Pour la centaine d'habitations en aval, le risque est désormais bien identifié. En cas de débordement du lac, une surverse pourrait faire dévaler l'eau dans un torrent des Bossons, loin d'être calibré pour supporter ce qui pourrait alors s'apparenter à une vague d'eau et de glace.
Lors d'une réunion publique, organisée par la mairie et les experts du comité de pilotage, le 16 février dernier au palais des congrès le Majestic, la solution proposée est de creuser un chenal à la surface de la langue glaciaire, afin de provoquer, en l’accompagnant, une surverse du lac vers le torrent des Bossons.
Début du chantier en mai ou juin
Le chantier pourrait être installé dès mai prochain, pour entrer dans sa phase active courant juin. "L'incertitude que l'on a pour l'instant, c'est de savoir combien de neige, on aura d'ici là", conclut l'élu de la ville de Chamonix.
Ce qu'il y a de certain, c'est qu'après la disparition du lac - certainement à l'automne, si le calendrier est respecté - l’écoulement naturel de l’eau se fera, à la fois, par le torrent de la Crosette, comme c'est le cas actuellement, mais aussi par celui des Bossons. D'où la mise en œuvre anticipée de travaux de nettoyage des deux torrents, afin de faciliter le passage de l'eau et éviter que des obstacles puissent se former et inonder les habitations.

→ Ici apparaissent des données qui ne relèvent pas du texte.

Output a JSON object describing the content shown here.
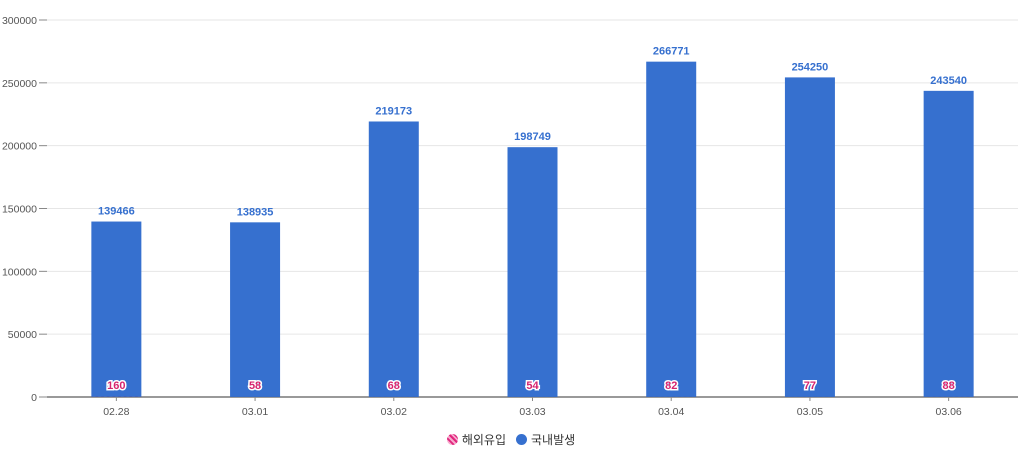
{
  "chart_data": {
    "type": "bar",
    "categories": [
      "02.28",
      "03.01",
      "03.02",
      "03.03",
      "03.04",
      "03.05",
      "03.06"
    ],
    "series": [
      {
        "name": "해외유입",
        "values": [
          160,
          58,
          68,
          54,
          82,
          77,
          88
        ],
        "color": "#e0267d"
      },
      {
        "name": "국내발생",
        "values": [
          139466,
          138935,
          219173,
          198749,
          266771,
          254250,
          243540
        ],
        "color": "#3670cf"
      }
    ],
    "stacked": true,
    "ylim": [
      0,
      300000
    ],
    "yticks": [
      0,
      50000,
      100000,
      150000,
      200000,
      250000,
      300000
    ],
    "grid": true,
    "legend_position": "bottom",
    "title": "",
    "xlabel": "",
    "ylabel": ""
  },
  "legend": {
    "items": [
      {
        "label": "해외유입",
        "icon": "hatched-circle-icon"
      },
      {
        "label": "국내발생",
        "icon": "circle-icon"
      }
    ]
  }
}
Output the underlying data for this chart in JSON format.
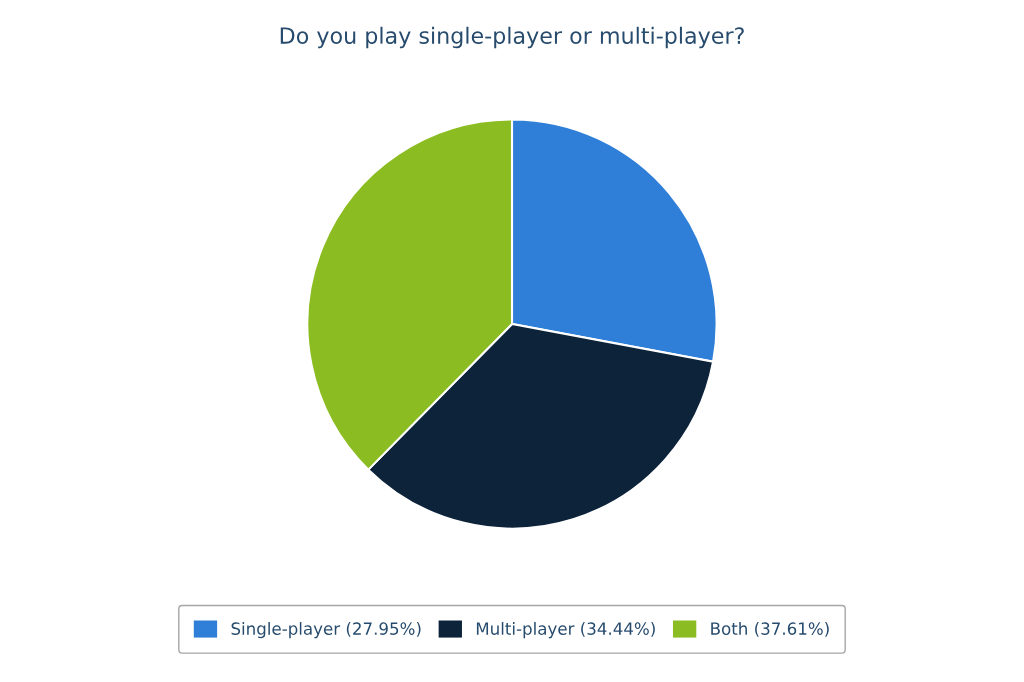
{
  "chart_data": {
    "type": "pie",
    "title": "Do you play single-player or multi-player?",
    "categories": [
      "Single-player (27.95%)",
      "Multi-player (34.44%)",
      "Both (37.61%)"
    ],
    "values": [
      27.95,
      34.44,
      37.61
    ],
    "colors": [
      "#2f7ed8",
      "#0d233a",
      "#8bbc21"
    ],
    "legend": "bottom"
  }
}
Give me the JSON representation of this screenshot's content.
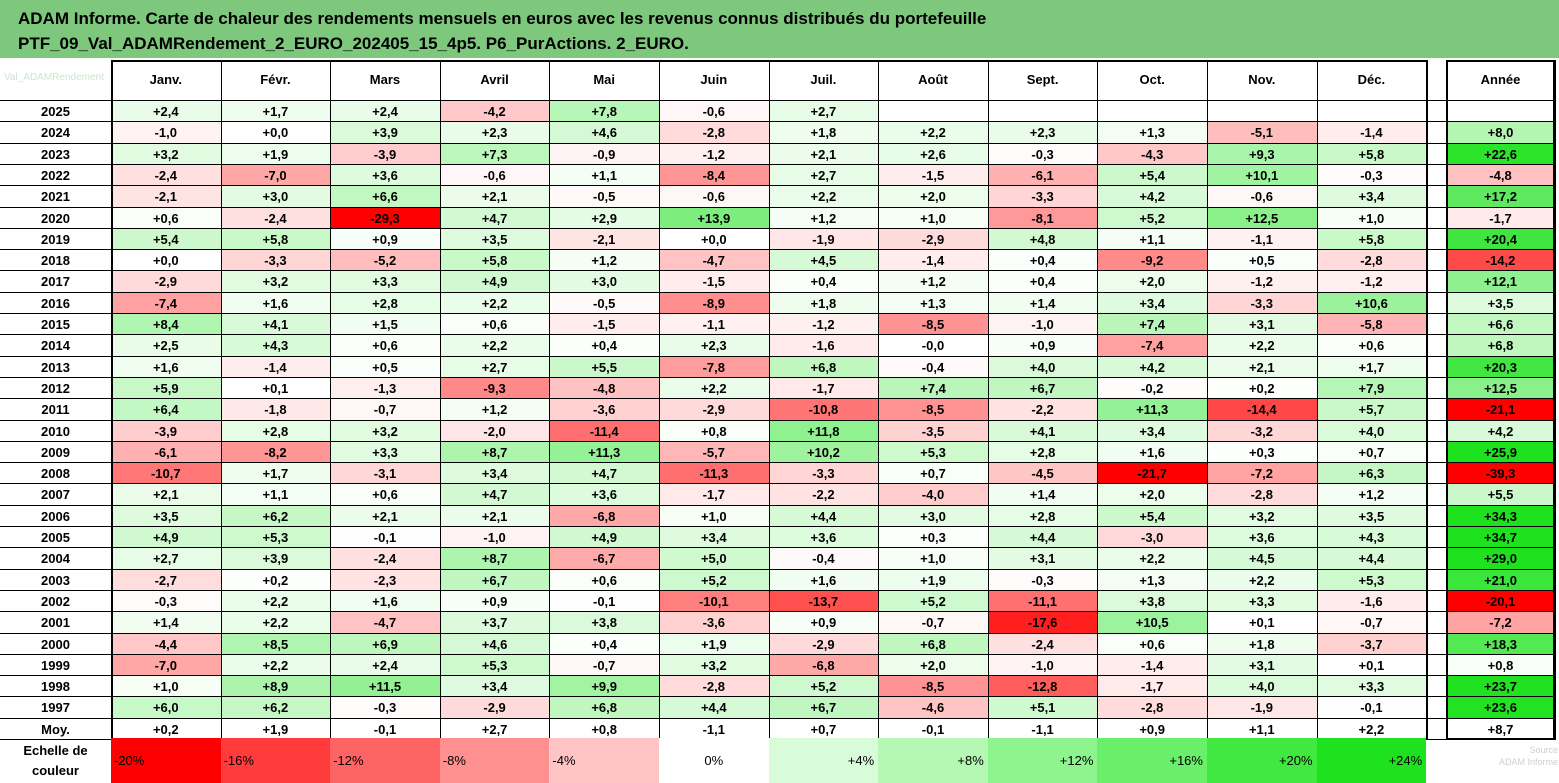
{
  "title": {
    "line1": "ADAM Informe. Carte de chaleur des rendements mensuels en euros avec les revenus connus distribués du portefeuille",
    "line2": "PTF_09_Val_ADAMRendement_2_EURO_202405_15_4p5. P6_PurActions. 2_EURO."
  },
  "corner_label": "Val_ADAMRendement",
  "scale_label_line1": "Echelle de",
  "scale_label_line2": "couleur",
  "faint_text_line1": "Source",
  "faint_text_line2": "ADAM Informe",
  "chart_data": {
    "type": "heatmap",
    "title": "ADAM Informe. Carte de chaleur des rendements mensuels en euros avec les revenus connus distribués du portefeuille",
    "columns": [
      "Janv.",
      "Févr.",
      "Mars",
      "Avril",
      "Mai",
      "Juin",
      "Juil.",
      "Août",
      "Sept.",
      "Oct.",
      "Nov.",
      "Déc."
    ],
    "year_header": "Année",
    "rows": [
      {
        "label": "2025",
        "values": [
          "+2,4",
          "+1,7",
          "+2,4",
          "-4,2",
          "+7,8",
          "-0,6",
          "+2,7",
          "",
          "",
          "",
          "",
          ""
        ],
        "year": ""
      },
      {
        "label": "2024",
        "values": [
          "-1,0",
          "+0,0",
          "+3,9",
          "+2,3",
          "+4,6",
          "-2,8",
          "+1,8",
          "+2,2",
          "+2,3",
          "+1,3",
          "-5,1",
          "-1,4"
        ],
        "year": "+8,0"
      },
      {
        "label": "2023",
        "values": [
          "+3,2",
          "+1,9",
          "-3,9",
          "+7,3",
          "-0,9",
          "-1,2",
          "+2,1",
          "+2,6",
          "-0,3",
          "-4,3",
          "+9,3",
          "+5,8"
        ],
        "year": "+22,6"
      },
      {
        "label": "2022",
        "values": [
          "-2,4",
          "-7,0",
          "+3,6",
          "-0,6",
          "+1,1",
          "-8,4",
          "+2,7",
          "-1,5",
          "-6,1",
          "+5,4",
          "+10,1",
          "-0,3"
        ],
        "year": "-4,8"
      },
      {
        "label": "2021",
        "values": [
          "-2,1",
          "+3,0",
          "+6,6",
          "+2,1",
          "-0,5",
          "-0,6",
          "+2,2",
          "+2,0",
          "-3,3",
          "+4,2",
          "-0,6",
          "+3,4"
        ],
        "year": "+17,2"
      },
      {
        "label": "2020",
        "values": [
          "+0,6",
          "-2,4",
          "-29,3",
          "+4,7",
          "+2,9",
          "+13,9",
          "+1,2",
          "+1,0",
          "-8,1",
          "+5,2",
          "+12,5",
          "+1,0"
        ],
        "year": "-1,7"
      },
      {
        "label": "2019",
        "values": [
          "+5,4",
          "+5,8",
          "+0,9",
          "+3,5",
          "-2,1",
          "+0,0",
          "-1,9",
          "-2,9",
          "+4,8",
          "+1,1",
          "-1,1",
          "+5,8"
        ],
        "year": "+20,4"
      },
      {
        "label": "2018",
        "values": [
          "+0,0",
          "-3,3",
          "-5,2",
          "+5,8",
          "+1,2",
          "-4,7",
          "+4,5",
          "-1,4",
          "+0,4",
          "-9,2",
          "+0,5",
          "-2,8"
        ],
        "year": "-14,2"
      },
      {
        "label": "2017",
        "values": [
          "-2,9",
          "+3,2",
          "+3,3",
          "+4,9",
          "+3,0",
          "-1,5",
          "+0,4",
          "+1,2",
          "+0,4",
          "+2,0",
          "-1,2",
          "-1,2"
        ],
        "year": "+12,1"
      },
      {
        "label": "2016",
        "values": [
          "-7,4",
          "+1,6",
          "+2,8",
          "+2,2",
          "-0,5",
          "-8,9",
          "+1,8",
          "+1,3",
          "+1,4",
          "+3,4",
          "-3,3",
          "+10,6"
        ],
        "year": "+3,5"
      },
      {
        "label": "2015",
        "values": [
          "+8,4",
          "+4,1",
          "+1,5",
          "+0,6",
          "-1,5",
          "-1,1",
          "-1,2",
          "-8,5",
          "-1,0",
          "+7,4",
          "+3,1",
          "-5,8"
        ],
        "year": "+6,6"
      },
      {
        "label": "2014",
        "values": [
          "+2,5",
          "+4,3",
          "+0,6",
          "+2,2",
          "+0,4",
          "+2,3",
          "-1,6",
          "-0,0",
          "+0,9",
          "-7,4",
          "+2,2",
          "+0,6"
        ],
        "year": "+6,8"
      },
      {
        "label": "2013",
        "values": [
          "+1,6",
          "-1,4",
          "+0,5",
          "+2,7",
          "+5,5",
          "-7,8",
          "+6,8",
          "-0,4",
          "+4,0",
          "+4,2",
          "+2,1",
          "+1,7"
        ],
        "year": "+20,3"
      },
      {
        "label": "2012",
        "values": [
          "+5,9",
          "+0,1",
          "-1,3",
          "-9,3",
          "-4,8",
          "+2,2",
          "-1,7",
          "+7,4",
          "+6,7",
          "-0,2",
          "+0,2",
          "+7,9"
        ],
        "year": "+12,5"
      },
      {
        "label": "2011",
        "values": [
          "+6,4",
          "-1,8",
          "-0,7",
          "+1,2",
          "-3,6",
          "-2,9",
          "-10,8",
          "-8,5",
          "-2,2",
          "+11,3",
          "-14,4",
          "+5,7"
        ],
        "year": "-21,1"
      },
      {
        "label": "2010",
        "values": [
          "-3,9",
          "+2,8",
          "+3,2",
          "-2,0",
          "-11,4",
          "+0,8",
          "+11,8",
          "-3,5",
          "+4,1",
          "+3,4",
          "-3,2",
          "+4,0"
        ],
        "year": "+4,2"
      },
      {
        "label": "2009",
        "values": [
          "-6,1",
          "-8,2",
          "+3,3",
          "+8,7",
          "+11,3",
          "-5,7",
          "+10,2",
          "+5,3",
          "+2,8",
          "+1,6",
          "+0,3",
          "+0,7"
        ],
        "year": "+25,9"
      },
      {
        "label": "2008",
        "values": [
          "-10,7",
          "+1,7",
          "-3,1",
          "+3,4",
          "+4,7",
          "-11,3",
          "-3,3",
          "+0,7",
          "-4,5",
          "-21,7",
          "-7,2",
          "+6,3"
        ],
        "year": "-39,3"
      },
      {
        "label": "2007",
        "values": [
          "+2,1",
          "+1,1",
          "+0,6",
          "+4,7",
          "+3,6",
          "-1,7",
          "-2,2",
          "-4,0",
          "+1,4",
          "+2,0",
          "-2,8",
          "+1,2"
        ],
        "year": "+5,5"
      },
      {
        "label": "2006",
        "values": [
          "+3,5",
          "+6,2",
          "+2,1",
          "+2,1",
          "-6,8",
          "+1,0",
          "+4,4",
          "+3,0",
          "+2,8",
          "+5,4",
          "+3,2",
          "+3,5"
        ],
        "year": "+34,3"
      },
      {
        "label": "2005",
        "values": [
          "+4,9",
          "+5,3",
          "-0,1",
          "-1,0",
          "+4,9",
          "+3,4",
          "+3,6",
          "+0,3",
          "+4,4",
          "-3,0",
          "+3,6",
          "+4,3"
        ],
        "year": "+34,7"
      },
      {
        "label": "2004",
        "values": [
          "+2,7",
          "+3,9",
          "-2,4",
          "+8,7",
          "-6,7",
          "+5,0",
          "-0,4",
          "+1,0",
          "+3,1",
          "+2,2",
          "+4,5",
          "+4,4"
        ],
        "year": "+29,0"
      },
      {
        "label": "2003",
        "values": [
          "-2,7",
          "+0,2",
          "-2,3",
          "+6,7",
          "+0,6",
          "+5,2",
          "+1,6",
          "+1,9",
          "-0,3",
          "+1,3",
          "+2,2",
          "+5,3"
        ],
        "year": "+21,0"
      },
      {
        "label": "2002",
        "values": [
          "-0,3",
          "+2,2",
          "+1,6",
          "+0,9",
          "-0,1",
          "-10,1",
          "-13,7",
          "+5,2",
          "-11,1",
          "+3,8",
          "+3,3",
          "-1,6"
        ],
        "year": "-20,1"
      },
      {
        "label": "2001",
        "values": [
          "+1,4",
          "+2,2",
          "-4,7",
          "+3,7",
          "+3,8",
          "-3,6",
          "+0,9",
          "-0,7",
          "-17,6",
          "+10,5",
          "+0,1",
          "-0,7"
        ],
        "year": "-7,2"
      },
      {
        "label": "2000",
        "values": [
          "-4,4",
          "+8,5",
          "+6,9",
          "+4,6",
          "+0,4",
          "+1,9",
          "-2,9",
          "+6,8",
          "-2,4",
          "+0,6",
          "+1,8",
          "-3,7"
        ],
        "year": "+18,3"
      },
      {
        "label": "1999",
        "values": [
          "-7,0",
          "+2,2",
          "+2,4",
          "+5,3",
          "-0,7",
          "+3,2",
          "-6,8",
          "+2,0",
          "-1,0",
          "-1,4",
          "+3,1",
          "+0,1"
        ],
        "year": "+0,8"
      },
      {
        "label": "1998",
        "values": [
          "+1,0",
          "+8,9",
          "+11,5",
          "+3,4",
          "+9,9",
          "-2,8",
          "+5,2",
          "-8,5",
          "-12,8",
          "-1,7",
          "+4,0",
          "+3,3"
        ],
        "year": "+23,7"
      },
      {
        "label": "1997",
        "values": [
          "+6,0",
          "+6,2",
          "-0,3",
          "-2,9",
          "+6,8",
          "+4,4",
          "+6,7",
          "-4,6",
          "+5,1",
          "-2,8",
          "-1,9",
          "-0,1"
        ],
        "year": "+23,6"
      }
    ],
    "average": {
      "label": "Moy.",
      "values": [
        "+0,2",
        "+1,9",
        "-0,1",
        "+2,7",
        "+0,8",
        "-1,1",
        "+0,7",
        "-0,1",
        "-1,1",
        "+0,9",
        "+1,1",
        "+2,2"
      ],
      "year": "+8,7"
    },
    "color_scale": [
      {
        "label": "-20%",
        "value": -20,
        "color": "#ff0000"
      },
      {
        "label": "-16%",
        "value": -16,
        "color": "#ff3b3b"
      },
      {
        "label": "-12%",
        "value": -12,
        "color": "#ff6464"
      },
      {
        "label": "-8%",
        "value": -8,
        "color": "#ff9090"
      },
      {
        "label": "-4%",
        "value": -4,
        "color": "#ffc4c4"
      },
      {
        "label": "0%",
        "value": 0,
        "color": "#ffffff"
      },
      {
        "label": "+4%",
        "value": 4,
        "color": "#d8fcd8"
      },
      {
        "label": "+8%",
        "value": 8,
        "color": "#b4f8b4"
      },
      {
        "label": "+12%",
        "value": 12,
        "color": "#8ef48e"
      },
      {
        "label": "+16%",
        "value": 16,
        "color": "#6aef6a"
      },
      {
        "label": "+20%",
        "value": 20,
        "color": "#40e840"
      },
      {
        "label": "+24%",
        "value": 24,
        "color": "#1ee21e"
      }
    ]
  }
}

Dans le même souci de sécuriser les riverains des torrents, on procédera au démontage des deux ponts des rives et du chemin Napoléon. Des passerelles piétonnes légères provisoires prendront leur place. Puis en 2024, deux nouveaux ponts plus larges seront reconstruits.

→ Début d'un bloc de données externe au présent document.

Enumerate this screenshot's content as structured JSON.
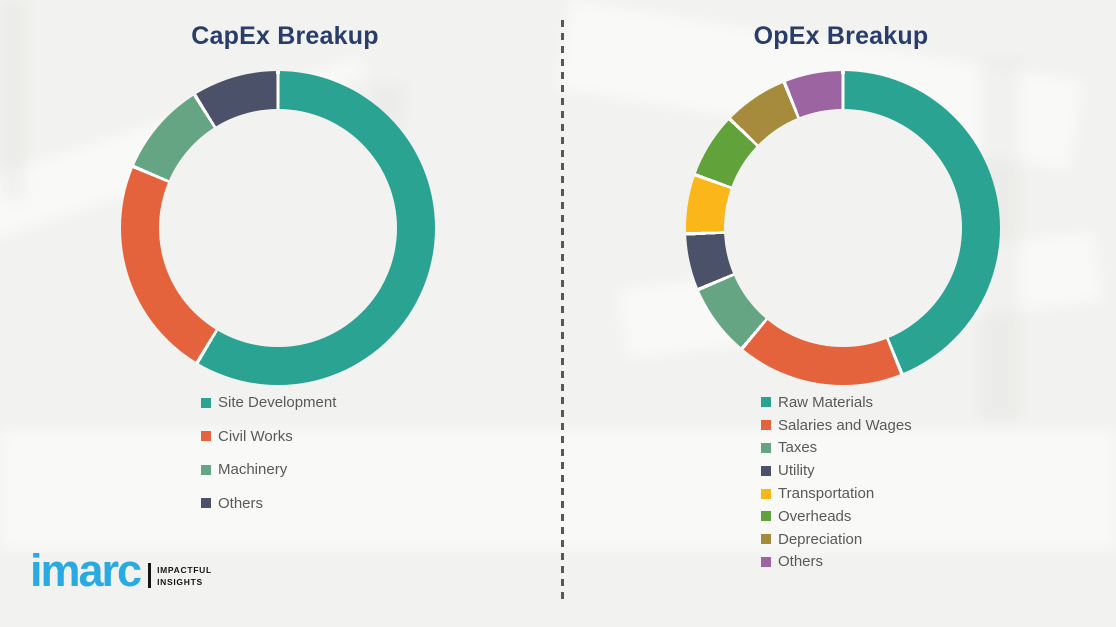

Coût de toutes ces opérations pour la ville de Chamonix : 800 000 euros, qui devrait être pris en charge à 50 % par l'État.
50 à 80 lacs alpins de plus à gérer dans les décennies à venir
"La question qu'il faut se poser, c'est de savoir si l'on pourra faire le même effort pour chaque lac périglaciaire destiné à apparaître dans les décennies à venir ?" La question est posée par un observateur intéressé à double titre. D'abord par son métier. Ludovic Ravanel est géomorphologue, directeur de recherche au CNRS, et c'est l’un des scientifiques français les plus en vue sur les conséquences du changement climatique en milieu alpin. "Dans les 20 ou 30 ans qui viennent, on estime entre 50 et 80 le nombre de lacs de ce type qui apparaitront dans le massif alpin. Comment va-t-on pouvoir gérer ces phénomènes ?"
Alors, même si le riverain du glacier des Bossons qu'il est se dit, comme beaucoup, "rassuré" par le plan d'action décidé par le comité de pilotage du lac des Bossons, il ne peut s'empêcher d'évoquer son inquiétude. "En amont de ces lacs périglaciaires, ce qu'il faut craindre, c'est le risque en cascade, représenté par les centaines de milliers de mètres cubes de glaces et de roche de ces glaciers suspendus, complètement déstabilisés par le réchauffement climatique".